Guide to Network Management and Monitoring
Considerations for buying into a network management platformBy Denise Dubie
When looking to invest in network monitoring or management capabilities, here are some key factors to consider:
Framework vs. point product: The big four management vendors offer a lot of features across expansive product suites, but some argue the implementation time and cost is too much to handle. You need to consider what you want to manage and what features are most critical. While the term framework is supposedly dead, many vendors offer suites of capabilities that customers can mix and match. Stand-alone products can provide a quick fix for a specific pain point at a low cost.
The benefit of choosing a vendor with multiple products is integration; the downfall is getting more tools than you might need. Weigh the environment's needs against the capabilities and consider the possibility of expanding the products use for future network demands.
Active or passive: If you want to be able to configure the software to take automated actions, you will want to invest in active technologies. Active capabilities will enable software to reboot machines or restart services on device. The features require more configuration efforts upfront and often involve installing agents on managed devices, but active capabilities can help automate repetitive tasks. Active technologies also are said to eat up some processing power and space on the devices where they reside, but most technologies have a very small footprint.
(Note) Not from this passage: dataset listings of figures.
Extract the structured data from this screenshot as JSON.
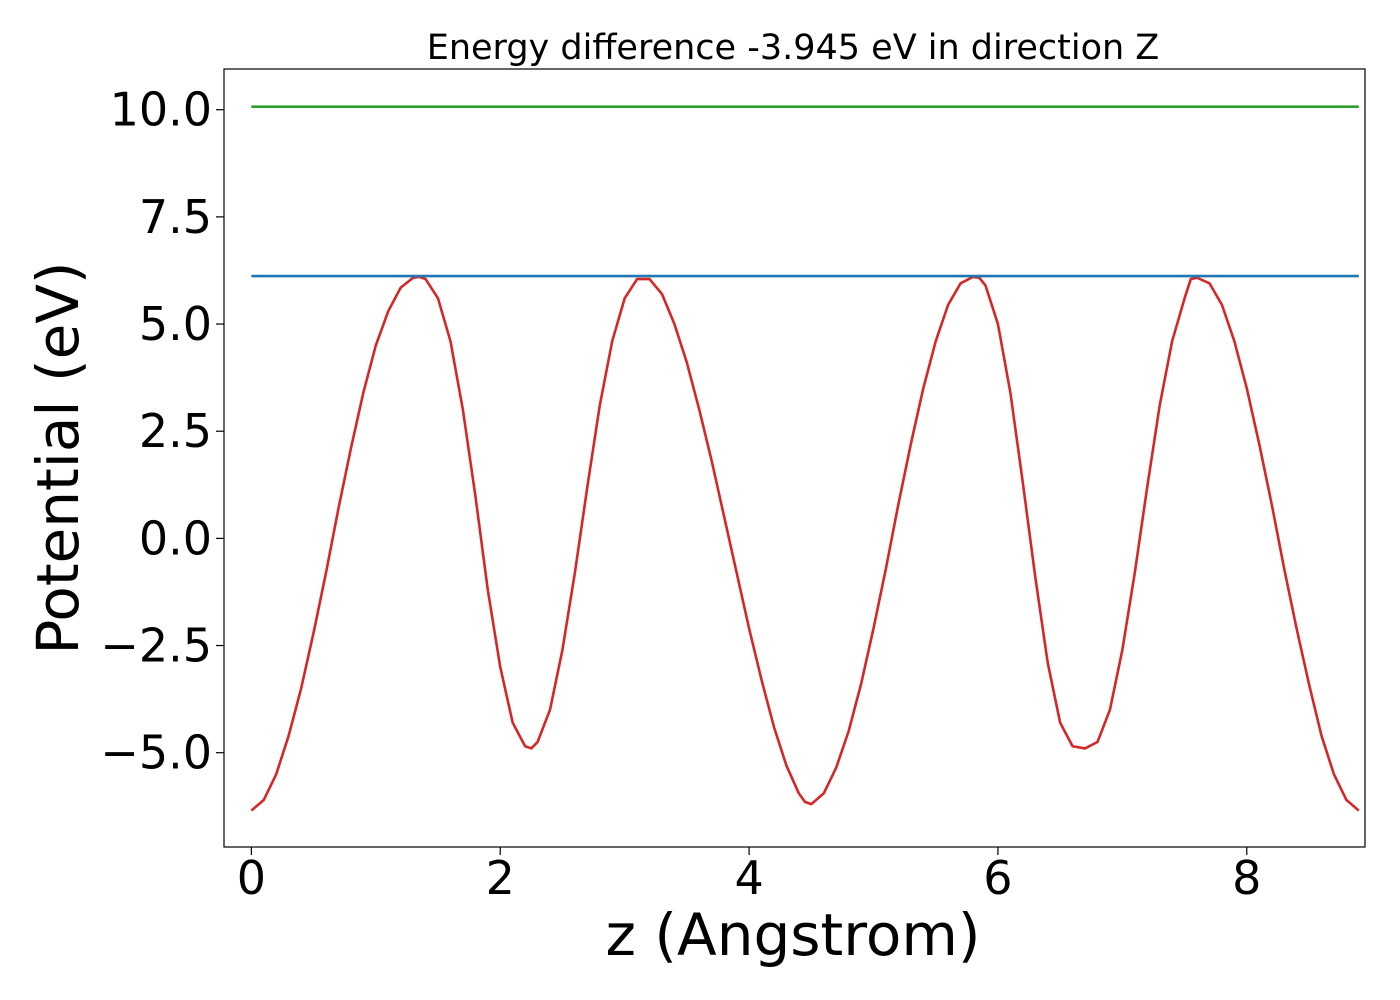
{
  "chart_data": {
    "type": "line",
    "title": "Energy difference -3.945 eV in direction Z",
    "xlabel": "z (Angstrom)",
    "ylabel": "Potential (eV)",
    "xlim": [
      -0.22,
      8.95
    ],
    "ylim": [
      -7.2,
      10.95
    ],
    "x_ticks": [
      {
        "value": 0,
        "label": "0"
      },
      {
        "value": 2,
        "label": "2"
      },
      {
        "value": 4,
        "label": "4"
      },
      {
        "value": 6,
        "label": "6"
      },
      {
        "value": 8,
        "label": "8"
      }
    ],
    "y_ticks": [
      {
        "value": 10.0,
        "label": "10.0"
      },
      {
        "value": 7.5,
        "label": "7.5"
      },
      {
        "value": 5.0,
        "label": "5.0"
      },
      {
        "value": 2.5,
        "label": "2.5"
      },
      {
        "value": 0.0,
        "label": "0.0"
      },
      {
        "value": -2.5,
        "label": "−2.5"
      },
      {
        "value": -5.0,
        "label": "−5.0"
      }
    ],
    "grid": false,
    "legend": "none",
    "series": [
      {
        "color": "#d62728",
        "x": [
          0.0,
          0.1,
          0.2,
          0.3,
          0.4,
          0.5,
          0.6,
          0.7,
          0.8,
          0.9,
          1.0,
          1.1,
          1.2,
          1.3,
          1.35,
          1.4,
          1.5,
          1.6,
          1.7,
          1.8,
          1.9,
          2.0,
          2.1,
          2.2,
          2.25,
          2.3,
          2.4,
          2.5,
          2.6,
          2.7,
          2.8,
          2.9,
          3.0,
          3.1,
          3.2,
          3.3,
          3.4,
          3.5,
          3.6,
          3.7,
          3.8,
          3.9,
          4.0,
          4.1,
          4.2,
          4.3,
          4.4,
          4.45,
          4.5,
          4.6,
          4.7,
          4.8,
          4.9,
          5.0,
          5.1,
          5.2,
          5.3,
          5.4,
          5.5,
          5.6,
          5.7,
          5.8,
          5.85,
          5.9,
          6.0,
          6.1,
          6.2,
          6.3,
          6.4,
          6.5,
          6.6,
          6.7,
          6.8,
          6.9,
          7.0,
          7.1,
          7.2,
          7.3,
          7.4,
          7.5,
          7.55,
          7.6,
          7.7,
          7.8,
          7.9,
          8.0,
          8.1,
          8.2,
          8.3,
          8.4,
          8.5,
          8.6,
          8.7,
          8.8,
          8.9
        ],
        "y": [
          -6.35,
          -6.1,
          -5.5,
          -4.6,
          -3.5,
          -2.2,
          -0.8,
          0.7,
          2.1,
          3.4,
          4.5,
          5.3,
          5.85,
          6.08,
          6.1,
          6.05,
          5.6,
          4.6,
          3.0,
          1.0,
          -1.2,
          -3.0,
          -4.3,
          -4.85,
          -4.9,
          -4.75,
          -4.0,
          -2.6,
          -0.8,
          1.2,
          3.1,
          4.6,
          5.6,
          6.05,
          6.05,
          5.7,
          5.0,
          4.1,
          3.0,
          1.8,
          0.5,
          -0.8,
          -2.1,
          -3.3,
          -4.4,
          -5.3,
          -5.95,
          -6.15,
          -6.2,
          -5.95,
          -5.35,
          -4.5,
          -3.4,
          -2.1,
          -0.7,
          0.8,
          2.2,
          3.5,
          4.6,
          5.45,
          5.95,
          6.1,
          6.08,
          5.9,
          5.0,
          3.4,
          1.3,
          -0.9,
          -2.9,
          -4.3,
          -4.85,
          -4.9,
          -4.75,
          -4.0,
          -2.6,
          -0.8,
          1.2,
          3.1,
          4.6,
          5.6,
          6.05,
          6.08,
          5.95,
          5.45,
          4.6,
          3.5,
          2.2,
          0.8,
          -0.7,
          -2.1,
          -3.4,
          -4.6,
          -5.5,
          -6.1,
          -6.35
        ]
      },
      {
        "color": "#1f77b4",
        "x": [
          0.0,
          8.9
        ],
        "y": [
          6.12,
          6.12
        ]
      },
      {
        "color": "#2ca02c",
        "x": [
          0.0,
          8.9
        ],
        "y": [
          10.07,
          10.07
        ]
      }
    ]
  }
}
Passive technologies are often used to monitor traffic and response times on devices. The tools can also work in real-time to alert IT staff of missed thresholds or performance problems, but they often do not take any action. Passive tools also involve non-intrusive traffic monitoring, which doesn't require installing agents on managed devices. Passive tools collect information and store it for several purposes, including historical trending, log management and compliance or audit requirements.
Agent or agent-based: When it comes to software agents, most IT managers would rather live with the little gremlins on their machines than opt for the alternative. The small pieces of code work with network management software to collect information from and take action on managed devices. But configuring, deploying and updating thousands of agents across client and server systems isn't appealing. And in some cases, performance and security degrade when machines become overloaded with agent software from multiple vendors.
But without agents, you would have to physically visit desktops and servers to carry out simple tasks such as software updates. That's why most IT managers choose to place a few hand-picked agents on managed machines, reducing manual effort and helping secure the machine with antivirus tools.
"There are risks in putting too many agents on any one device, so I've had to set hard limits on how many agents we send out to our endpoints," says William Bell, director of information security at CWIE, an Internet-based Web-hosting company in Tempe, Ariz. "Some people will tell you agents are botnets waiting to happen, but if you have ever tried to patch thousands of machines without agents, you know agents have their place. It's a judgment call."
Real-time or historical reporting: Many products offer both capabilities, but you need to determine how you want your network management product to report on the data it collects. Tools that report in real-time often do so for problem detection and remediation. Real-time reporting isn't actually real-time; it is near real-time and it will help you resolve performance problems perhaps before end users notice a service degradation or a failed service.
Historical reporting is more often put to use to spot usage trends and plan for capacity going forward. The data collected over time can deliver valuable information around performance patterns as well. Such information can help you tweak applications to better perform on networks or allocate resources differently to support demand.
Automated capabilities: Automation is playing a bigger part in network management tools. Many vendors automate simple tasks such as pinging devices, but you should assess the amount of automation you would be comfortable with and determine if the product can support that level of automation. For instance, run-book automation will use pre-defined scripts to resolve a known issue without operator intervention. Other products can automatically provision more resources based on application demand.
Process/workflow support: Best practices like those laid out in ITIL or COBIT help you streamline operations and better reach compliance with industry standards. Many IT organizations decide to undergo process overhauls without requiring input from vendors, but it is important when choosing a new product to ask if the vendor supports process improvements. The support could come in the form of a workflow engine that uses similar language as that laid out in process frameworks or the reporting tools could generate reports that sync with ITIL or COBIT standards, for instance.
Integration: Many management vendors use standard protocols such as SNMP or can collect Cisco's NetFlow data, but the products also have their own proprietary protocols that might cause an integration headache when you look to cobble together multiple tools. You must ask vendors to what extent they are open to integration with third-party APIs and what type of time investment is required to get the product installed and configured to meet their needs.
Pricing model: Vendors offer annual licenses, subscription services and, in many cases open source models of their software. Annual license costs would involve you maintaining and updating the software on your own. Software-as-a-service models would have the vendor hosting and maintaining the software, while you view data collected and take action on reports generated. And open source software is generally free of charge, but doesn't include the same support included in commercial software. You need to consider if you have the time and resources to install, support and maintain the software in house or if you would be better served outsourcing its maintenance.